Respira, não é tão difícil escrever em um diário Maya
Repetia para mim mesma depois da quinta bolinha de papel.
Data: 10/01
Querido diário, era vinte e seis de maio, quando tudo começou.
Eu só tinha 10 anos quando ouvi aquelas duras palavras da minha própria mãe:
— Me arrependo de não ter te abandonado, sua demônia! Eu te odeio, menina! — ela estava descontrolada porque vomitei a sua bolsa preta de couro com detalhes dourados — SAIA DA MINHA FRENTE!
Falava como se o que eu fiz tivesse controle. Então, saí dali correndo, morrendo de dor na cabeça e com enjoos.
Fui levada pela Cecília, funcionária da casa, para o hospital onde meu pai trabalhava enquanto minha mãe foi para a Europa comprar outra bolsa. Essas frases e essa ação dela me deixaram marcas que trago até hoje. Eu era apenas uma criança. Tudo por causa de uma bolsa ridícula. Inferno! Não havia necessidade de ela falar daquele jeito comigo, mas... enfim...
Suas ações foram ficando mais comuns, as palavras cada vez mais duras, seguidas de atitudes frias. Só que eu aprendi a, sempre na frente dela, me mostrar calma, enquanto, por dentro, a cada palavra eu desfalecia aos poucos.
Foi a partir daí que todos meus sentimentos se desencadearam e percebi que a luta para mim não seria justa. Recebi a fama de grossa, insensível e antipática por todos que conheço. Mesmo tentando dar o melhor de mim, o melhor sorriso, o melhor conselho, o melhor abraço. As pessoas só julgam sem saber o que vivo.
Minha personalidade forte adquiri quando decidi que não iria deixar ninguém pisar em mim. Sempre fui uma das chacotas na escola por motivos supérfluos como meu tipo de cabelo, a forma do meu corpo ou meu jeito de ser e agir. Simplesmente por ser quem sou.
É difícil viver bem quando se é negra, tendo cabelos cacheados até os ombros; volumosos e preto. Corpo de modelo com 1,55 de altura e olhos pretos. Boca carnuda e desenhada. Ainda por cima ter que viver em um país cheio de privilegiados brancos que dizem não serem racistas.
É difícil ser xingada por todos, ouvir o quão meu cabelo é ruim, meu corpo esquisito ou que eu deveria engordar, que meus cabelos deviam ser alisados, que eu deveria crescer, pois, para minha idade eu era muito baixa e o principal: que eu deveria me envergonhar da cor da minha pele e que nunca seria nada na vida.
O cúmulo de tudo ter que ouvir frases como: “Até que é bonita, pena que é sujinha.”
Qual preto não escutou coisas desse tipo?
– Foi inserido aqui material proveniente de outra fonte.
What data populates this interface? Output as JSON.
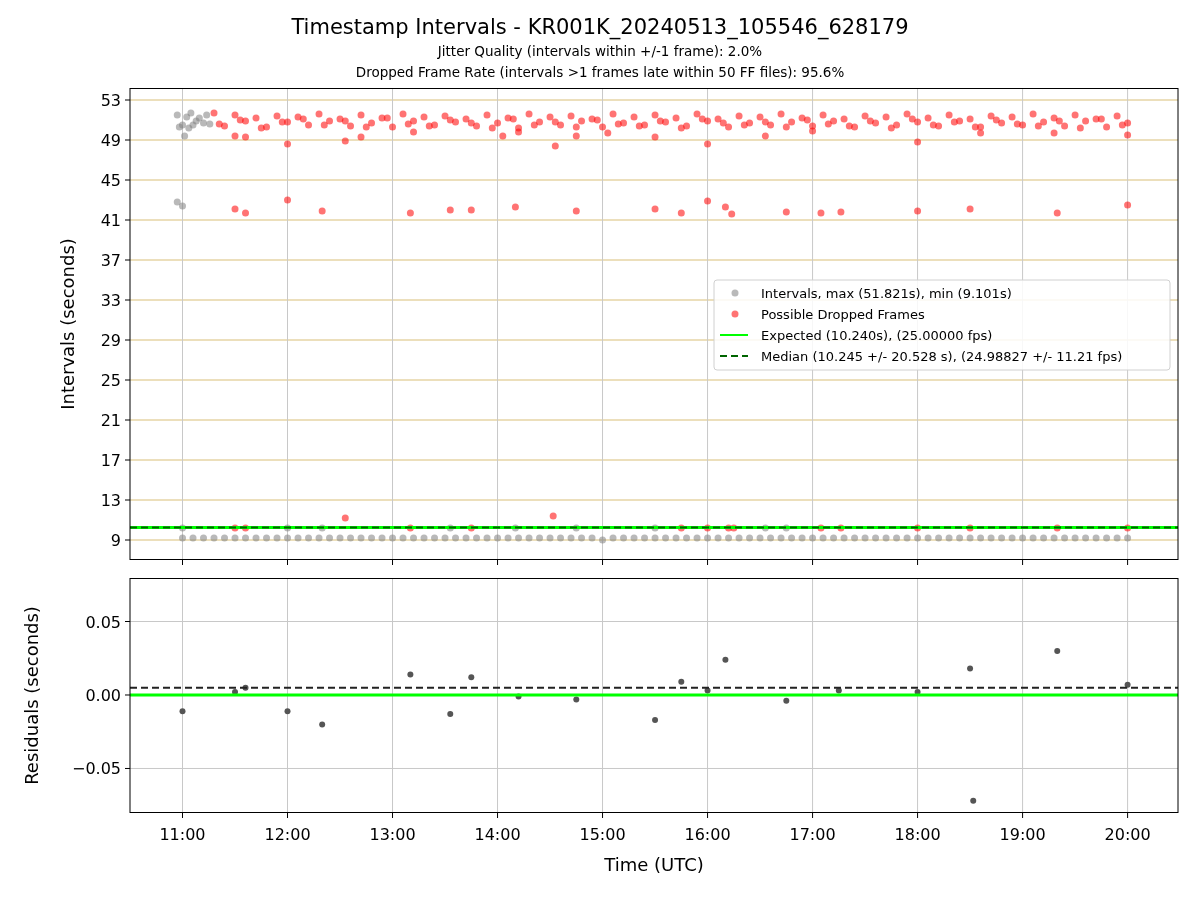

São pequenos fatores como esses que me desmotivam a viver um pouco a cada dia. Sim é difícil ser aceita, mesmo não fazendo questão disso, mas é que machuca mesmo não querendo.
Ao entrar no ensino médio, descobri o significado de privilégio branco, algo que meu pai quase sempre reclamava quando chegava em casa. Na escola vi e senti o significado de pior exemplo de privilégio branco, entretanto, me ensinou muitas coisas.
Privilégio racial, amado diário, é quando a sua escola é composta com apenas dez por cento de negros e noventa por cento de brancos e quando esses dez por cento se tornam invisíveis e excluídos de todas as atividades e apresentações escolares e saber que esses noventa por cento vão assumir cargos que não estão preparados, não estão qualificados. Tudo por conta de sua cor…
É que sempre a cor da pele vai falar mais alto.
São 71,5%, querido diário, assassinados sem motivo coerente e eu sei que na maioria das vezes é só o racismo falando mais alto. Ainda há os privilegiados que vêm falar que não existe esse tal de racismo, afinal, somos todos iguais. Entenda a ironia.
Foi a partir desse aprendizado que preferi por conta própria me tornar invisível.
Agradeço ao meu pai por sempre ter me conscientizado desses privilégios ridículos e rejeitá-los, foi ele que me ensinou a cobrar pelos meus direitos.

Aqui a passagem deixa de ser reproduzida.